La prossima domenica, 17 aprile, saremo chiamate/i a votare per il referendum che tutti ormai definiscono “sulle trivelle”. Come Casa delle donne, rispetto a questo Referendum, c’è però una questione che, prima ancora del merito, ci preme tantissimo portare all’attenzione di tutte noi: autorevoli esponenti del Governo e della politica stanno invitando tutti a non andare a votare.
Invitiamo tutte ad andare, e a prodigarsi per far andare a votare per questo Referendum.
Si tratta della nostra libertà e degli strumenti che abbiamo per esprimerla!
Per noi sono ancora fresche le ferite (bruciano ancora) per l’esito che ebbe l’invito (soprattutto da parte dell’integralismo cattolico) a non andare a votare per l’abrogazione della legge 40 (Procreazione Medicalmente Assistita).
Anni e anni di battaglie legali, per fortuna, hanno poi smontato pezzo per pezzo quella famigerata legge: però, ciò è avvenuto sulla pelle di donne e uomini che hanno dovuto affrontare difficilissimi e dolorosi percorsi.
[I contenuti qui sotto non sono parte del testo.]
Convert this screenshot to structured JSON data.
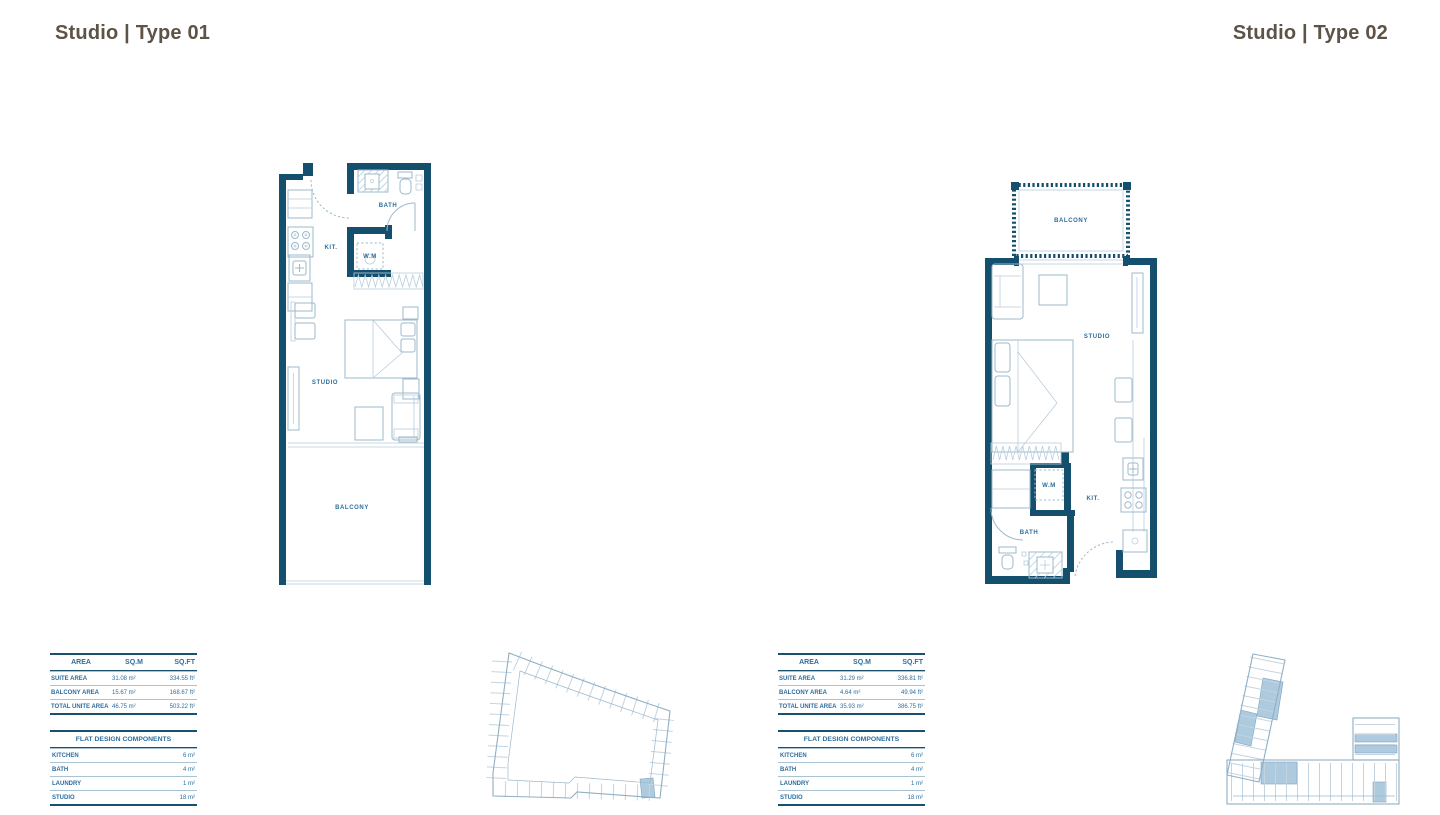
{
  "colors": {
    "wall": "#14506e",
    "furniture_line": "#9db8cc",
    "label_text": "#2d6e9e",
    "table_border": "#1a4f6e",
    "title_text": "#5d5347",
    "keyplan_highlight": "#aecade"
  },
  "plan1": {
    "title": "Studio | Type 01",
    "labels": {
      "bath": "BATH",
      "kitchen": "KIT.",
      "washing_machine": "W.M",
      "studio": "STUDIO",
      "balcony": "BALCONY"
    },
    "area_table": {
      "headers": [
        "AREA",
        "SQ.M",
        "SQ.FT"
      ],
      "rows": [
        [
          "SUITE AREA",
          "31.08 m²",
          "334.55 ft²"
        ],
        [
          "BALCONY AREA",
          "15.67 m²",
          "168.67 ft²"
        ],
        [
          "TOTAL UNITE AREA",
          "46.75 m²",
          "503.22 ft²"
        ]
      ]
    },
    "components_table": {
      "title": "FLAT DESIGN COMPONENTS",
      "rows": [
        [
          "KITCHEN",
          "6 m²"
        ],
        [
          "BATH",
          "4 m²"
        ],
        [
          "LAUNDRY",
          "1 m²"
        ],
        [
          "STUDIO",
          "18 m²"
        ]
      ]
    }
  },
  "plan2": {
    "title": "Studio | Type 02",
    "labels": {
      "bath": "BATH",
      "kitchen": "KIT.",
      "washing_machine": "W.M",
      "studio": "STUDIO",
      "balcony": "BALCONY"
    },
    "area_table": {
      "headers": [
        "AREA",
        "SQ.M",
        "SQ.FT"
      ],
      "rows": [
        [
          "SUITE AREA",
          "31.29 m²",
          "336.81 ft²"
        ],
        [
          "BALCONY AREA",
          "4.64 m²",
          "49.94 ft²"
        ],
        [
          "TOTAL UNITE AREA",
          "35.93 m²",
          "386.75 ft²"
        ]
      ]
    },
    "components_table": {
      "title": "FLAT DESIGN COMPONENTS",
      "rows": [
        [
          "KITCHEN",
          "6 m²"
        ],
        [
          "BATH",
          "4 m²"
        ],
        [
          "LAUNDRY",
          "1 m²"
        ],
        [
          "STUDIO",
          "18 m²"
        ]
      ]
    }
  }
}
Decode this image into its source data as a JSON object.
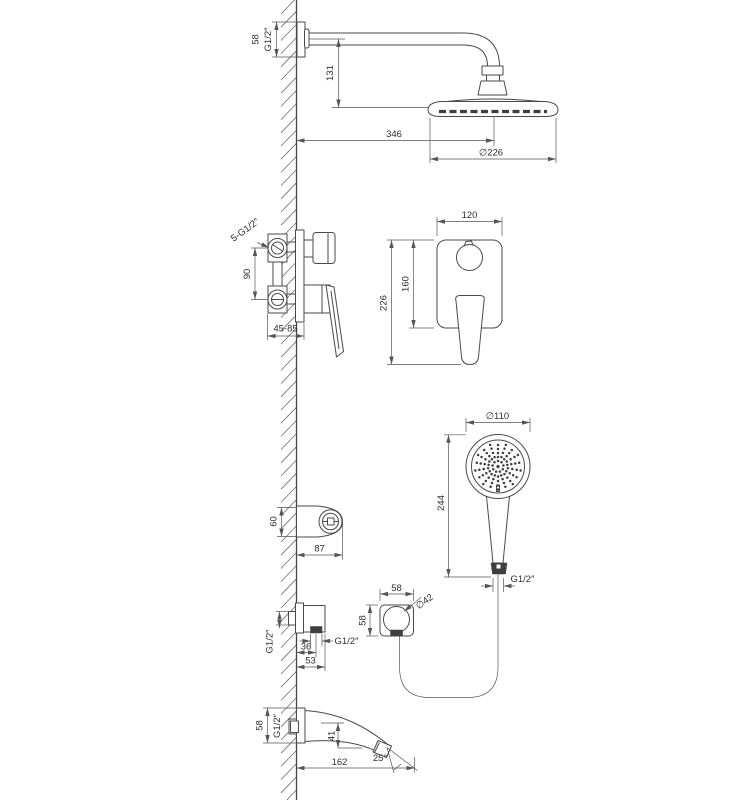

Oltre a tutto il resto … si tratta di un invito a rottamare anche la nostra libertà e il nostro diritto a esprimerci attraverso i Referendum???
Ecco una breve cronistoria di questo Referendum.
Nel settembre del 2015, Possibile, un movimento politico fondato dal parlamentare Giuseppe Civati dopo essere uscito dal Partito Democratico, aveva promosso la raccolta firme degli elettori a sostegno della presentazione di otto referendum, due dei quali avevano a che fare con la ricerca e l’estrazione di idrocarburi liquidi e gassosi in mare e su terraferma, cioè con le trivellazioni. Le 500 mila firme non erano state però raggiunte.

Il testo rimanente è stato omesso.